The Rafale-Ambani deal has this as background: after the Tatas tied up with Lockheed Martin for defence partnership, Dassault began talks with Mukesh Ambani, but, at some point, Mukesh dropped out of the race, and Anil entered the picture. One can speculate that the exit of one and the entry of the other brother cannot be a mere coincidence. Perhaps, this was the payoff Mukesh offered in order to get his brother to agree to his re-entry into telecom, which led to Anil’s exit from Reliance Infocomm, given its poor financial shape. But we will get not such confirmation from either brother on this.

Another angle in the Rafale deal, which partially explains Rahul’s Goebbelsian talk, relates to who was earlier in the race for the offsets deal: a firm linked to Robert Vadra.

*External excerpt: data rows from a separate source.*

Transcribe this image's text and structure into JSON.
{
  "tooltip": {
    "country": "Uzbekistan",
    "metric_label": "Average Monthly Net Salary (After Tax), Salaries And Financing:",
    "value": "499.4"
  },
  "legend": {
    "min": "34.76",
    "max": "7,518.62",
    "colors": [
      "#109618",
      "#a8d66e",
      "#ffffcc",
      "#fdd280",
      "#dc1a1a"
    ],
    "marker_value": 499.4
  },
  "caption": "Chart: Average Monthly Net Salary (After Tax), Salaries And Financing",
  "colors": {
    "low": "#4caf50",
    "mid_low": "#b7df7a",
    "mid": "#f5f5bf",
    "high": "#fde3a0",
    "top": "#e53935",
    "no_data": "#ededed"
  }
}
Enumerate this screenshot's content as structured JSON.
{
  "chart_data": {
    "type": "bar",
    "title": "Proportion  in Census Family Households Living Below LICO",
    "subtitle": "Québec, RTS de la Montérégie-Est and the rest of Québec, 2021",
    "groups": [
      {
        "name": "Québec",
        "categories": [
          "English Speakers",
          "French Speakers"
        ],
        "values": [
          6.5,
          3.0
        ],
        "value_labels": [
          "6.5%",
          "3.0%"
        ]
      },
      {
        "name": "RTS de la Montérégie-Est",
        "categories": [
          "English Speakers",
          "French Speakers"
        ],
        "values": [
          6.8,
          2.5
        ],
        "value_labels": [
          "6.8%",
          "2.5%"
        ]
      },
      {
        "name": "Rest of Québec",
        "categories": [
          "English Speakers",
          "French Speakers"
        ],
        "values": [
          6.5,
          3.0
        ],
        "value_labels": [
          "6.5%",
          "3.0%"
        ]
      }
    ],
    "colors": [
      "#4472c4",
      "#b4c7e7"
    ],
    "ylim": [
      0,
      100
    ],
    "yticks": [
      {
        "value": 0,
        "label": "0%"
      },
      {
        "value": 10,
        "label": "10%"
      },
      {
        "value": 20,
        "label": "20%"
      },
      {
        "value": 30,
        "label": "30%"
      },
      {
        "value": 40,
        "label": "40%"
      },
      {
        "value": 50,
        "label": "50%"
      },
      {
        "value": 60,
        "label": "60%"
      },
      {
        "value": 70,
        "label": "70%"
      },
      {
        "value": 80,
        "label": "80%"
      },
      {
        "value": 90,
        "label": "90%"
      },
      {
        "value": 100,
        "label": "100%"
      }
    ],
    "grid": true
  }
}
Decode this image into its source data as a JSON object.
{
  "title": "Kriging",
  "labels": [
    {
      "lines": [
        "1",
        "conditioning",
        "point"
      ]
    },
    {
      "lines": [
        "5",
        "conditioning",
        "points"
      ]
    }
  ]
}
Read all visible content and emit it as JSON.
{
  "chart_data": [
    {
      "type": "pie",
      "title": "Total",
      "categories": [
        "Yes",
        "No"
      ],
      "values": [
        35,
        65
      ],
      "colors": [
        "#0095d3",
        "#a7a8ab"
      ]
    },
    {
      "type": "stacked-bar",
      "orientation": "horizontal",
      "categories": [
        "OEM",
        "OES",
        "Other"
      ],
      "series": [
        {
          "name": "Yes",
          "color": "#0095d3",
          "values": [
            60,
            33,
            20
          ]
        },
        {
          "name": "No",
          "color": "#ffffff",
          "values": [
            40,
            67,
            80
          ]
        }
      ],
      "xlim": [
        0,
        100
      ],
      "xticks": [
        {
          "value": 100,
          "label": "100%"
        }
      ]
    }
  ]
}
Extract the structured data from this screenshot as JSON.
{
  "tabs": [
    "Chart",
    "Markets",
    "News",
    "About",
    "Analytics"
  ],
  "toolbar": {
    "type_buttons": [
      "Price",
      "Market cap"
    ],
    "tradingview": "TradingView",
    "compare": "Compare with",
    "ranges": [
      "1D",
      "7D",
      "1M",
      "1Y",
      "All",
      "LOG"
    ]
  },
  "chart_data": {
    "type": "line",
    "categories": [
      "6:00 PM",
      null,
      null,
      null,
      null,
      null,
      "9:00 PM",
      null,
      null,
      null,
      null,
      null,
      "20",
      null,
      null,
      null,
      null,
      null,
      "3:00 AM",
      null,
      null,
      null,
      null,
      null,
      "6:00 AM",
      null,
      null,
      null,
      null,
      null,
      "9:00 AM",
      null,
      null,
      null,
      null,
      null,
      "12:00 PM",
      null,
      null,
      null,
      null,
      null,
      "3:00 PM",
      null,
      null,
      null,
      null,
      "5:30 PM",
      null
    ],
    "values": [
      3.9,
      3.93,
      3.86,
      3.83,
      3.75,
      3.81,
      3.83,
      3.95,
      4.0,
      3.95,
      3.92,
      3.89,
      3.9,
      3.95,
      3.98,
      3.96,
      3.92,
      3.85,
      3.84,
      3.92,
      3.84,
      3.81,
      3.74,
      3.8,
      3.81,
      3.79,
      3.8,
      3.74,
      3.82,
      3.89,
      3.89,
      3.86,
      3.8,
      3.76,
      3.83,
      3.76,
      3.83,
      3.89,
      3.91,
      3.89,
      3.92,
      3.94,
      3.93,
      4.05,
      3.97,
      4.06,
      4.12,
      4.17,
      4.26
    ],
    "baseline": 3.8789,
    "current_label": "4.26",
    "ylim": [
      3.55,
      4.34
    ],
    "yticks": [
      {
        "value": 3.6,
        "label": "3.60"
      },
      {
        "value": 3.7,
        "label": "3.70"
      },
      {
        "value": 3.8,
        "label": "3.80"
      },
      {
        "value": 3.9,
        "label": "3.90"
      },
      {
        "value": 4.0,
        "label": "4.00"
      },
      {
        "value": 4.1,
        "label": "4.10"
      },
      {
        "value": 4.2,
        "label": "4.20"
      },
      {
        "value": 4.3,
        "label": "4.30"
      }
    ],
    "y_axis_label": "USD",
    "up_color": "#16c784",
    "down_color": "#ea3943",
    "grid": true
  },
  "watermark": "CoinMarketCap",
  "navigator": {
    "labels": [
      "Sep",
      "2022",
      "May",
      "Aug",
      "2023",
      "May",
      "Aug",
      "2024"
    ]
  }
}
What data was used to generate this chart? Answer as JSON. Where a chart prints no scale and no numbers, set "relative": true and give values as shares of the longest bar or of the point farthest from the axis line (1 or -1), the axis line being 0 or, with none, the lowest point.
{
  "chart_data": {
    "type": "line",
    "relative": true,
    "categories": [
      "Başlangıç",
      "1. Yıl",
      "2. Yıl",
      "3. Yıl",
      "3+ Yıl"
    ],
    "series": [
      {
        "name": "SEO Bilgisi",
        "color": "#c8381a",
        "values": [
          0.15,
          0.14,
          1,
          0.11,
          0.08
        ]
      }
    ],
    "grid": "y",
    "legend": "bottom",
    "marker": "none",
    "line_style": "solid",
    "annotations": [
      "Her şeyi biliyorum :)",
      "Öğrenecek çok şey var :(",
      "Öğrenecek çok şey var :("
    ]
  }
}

This is what The Economic Times had to say about this: “At one time, tainted firm Offsets India Solutions, whose promoter allegedly had links with Robert Vadra, Congress party President Rahul Gandhi’s brother-in-law, tried to enter the fray and had applied ‘considerable pressure’ for a slice of the (Rafale) work, according to key negotiators. OIS virtually shut down after promoter Sanjay Bhandari fled to London in February 2017, following a probe into his business functions in India.”

When you put all this in perspective, Rahul Gandhi’s volubility on Rafale is easier to understand. The Goebbels technique used by him suggests that there may be nothing behind this belligerence, no proof, no ground reality.